Mao Zedong, founding father of the People's Republic who was born 110 years ago today, is a name that initiates disparate associations and qualifies for multiple labels in present-day China.

For all the rights and wrongs throughout his life as a career revolutionary, Mao's profile guarantees mixed feelings and comments.

On official records, in history books and school textbooks, he is the man who tolled the death knell for the exploitation of Chinese territory and installed the working class as "master of the State." He is the man who led our young republic through the difficult years of international isolation, and the one who launched the disastrous "cultural revolution."

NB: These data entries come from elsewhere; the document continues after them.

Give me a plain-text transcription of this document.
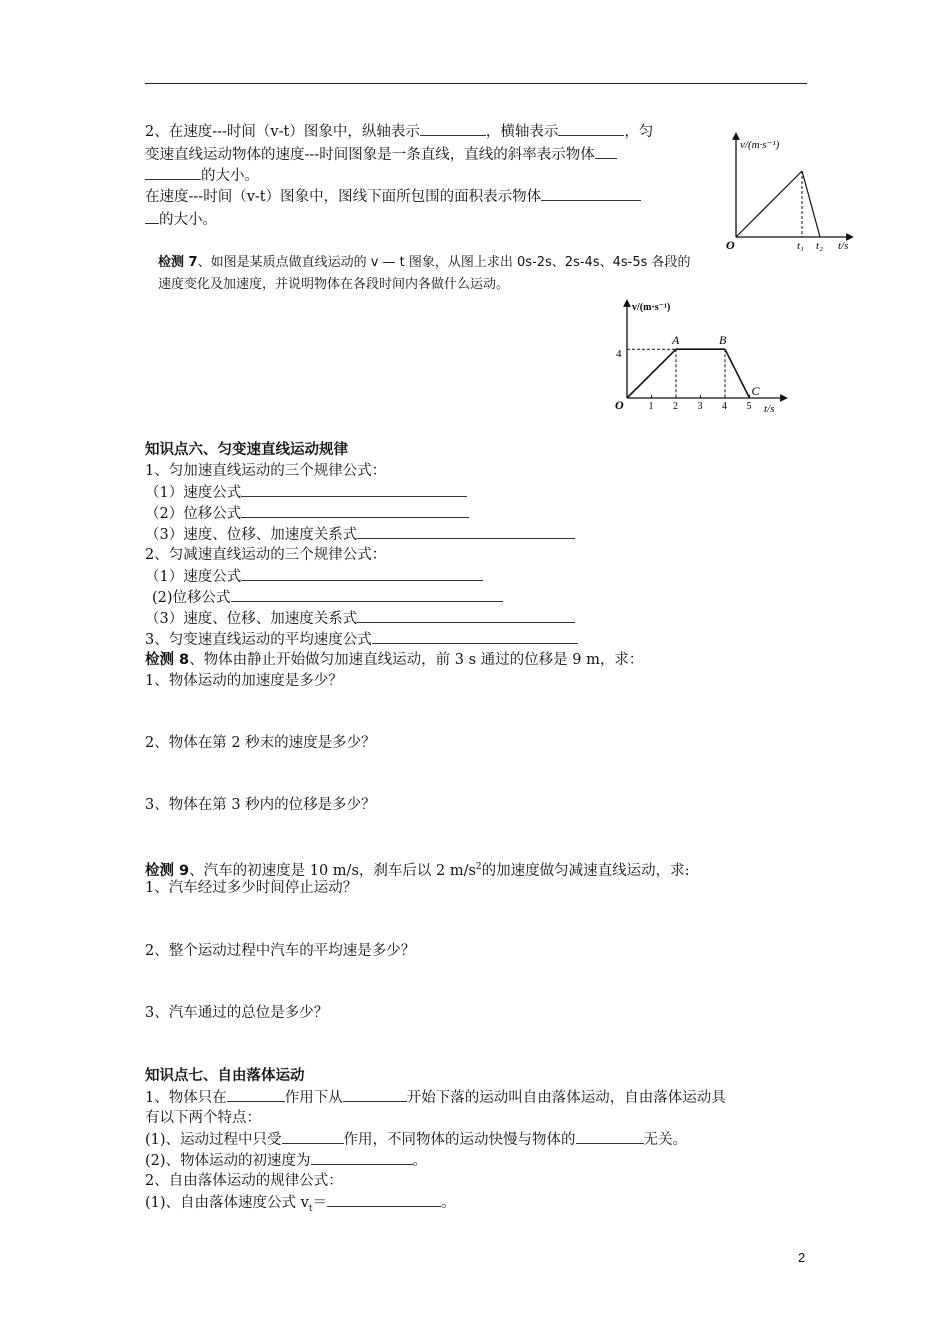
2、在速度---时间（v-t）图象中，纵轴表示	，横轴表示	，匀
变速直线运动物体的速度---时间图象是一条直线，直线的斜率表示物体
的大小。
在速度---时间（v-t）图象中，图线下面所包围的面积表示物体
的大小。
v/(m·s⁻¹)
O	t₁ t₂ t/s
检测 7、如图是某质点做直线运动的 v — t 图象，从图上求出 0s-2s、2s-4s、4s-5s 各段的
速度变化及加速度，并说明物体在各段时间内各做什么运动。
v/(m·s⁻¹)
O	t/s
4
1 2 3 4 5
A	B
C
知识点六、匀变速直线运动规律
1、匀加速直线运动的三个规律公式：
（1）速度公式
（2）位移公式
（3）速度、位移、加速度关系式
2、匀减速直线运动的三个规律公式：
（1）速度公式
(2)位移公式
（3）速度、位移、加速度关系式
3、匀变速直线运动的平均速度公式
检测 8、物体由静止开始做匀加速直线运动，前 3 s 通过的位移是 9 m，求：
1、物体运动的加速度是多少？
2、物体在第 2 秒末的速度是多少？
3、物体在第 3 秒内的位移是多少？
检测 9、汽车的初速度是 10 m/s，刹车后以 2 $m/s^2$的加速度做匀减速直线运动，求:
1、汽车经过多少时间停止运动？
2、整个运动过程中汽车的平均速是多少？
3、汽车通过的总位是多少？
知识点七、自由落体运动
1、物体只在	作用下从	开始下落的运动叫自由落体运动，自由落体运动具
有以下两个特点：
(1)、运动过程中只受	作用，不同物体的运动快慢与物体的	无关。
(2)、物体运动的初速度为	。
2、自由落体运动的规律公式：
(1)、自由落体速度公式 $v_t=$	。
2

If Mao used to be deified into a near-saint -- the Great Helmsman who was "always correct" -- he is now more like other secular politicians who share common human frailties.

Increasingly, we see from the media his colorful personas as a husband, father, poet, etc.

At the height of the "cultural revolution"(1966-76), when Mao's selected poems and other quotations were enshrined as "supreme instructions" that guided class struggles, who could have imagined the sorrows and joys behind the published and unpublished lines of the revolutionary leader.

From the recent TV serial "Mao Zedong The Poet," for example, one can follow the sentimental highs and lows of the revolutionary and get a closer look at the sentimental revolutionary romantic.

Many might know Mao, the enthusiastic swimmer, wanted to conquer all the major rivers he could access. But few knew about his failed promise to swim across the Yellow River, and his unfulfilled dreams to swim in the Ganges and the Mississippi rivers.

Twenty-seven years after his death, Mao's gradual return to the secular world as a mortal like every one else parallels, or is simply the result of, a similar process in Chinese politics.

The awakening of individual rights has cultivated a profound re-definition of the relationship between the State and its citizens.

As Mao Zedong becomes more than ever like who he was, the personality cult is vanishing.

That is a tremendous gain for this country.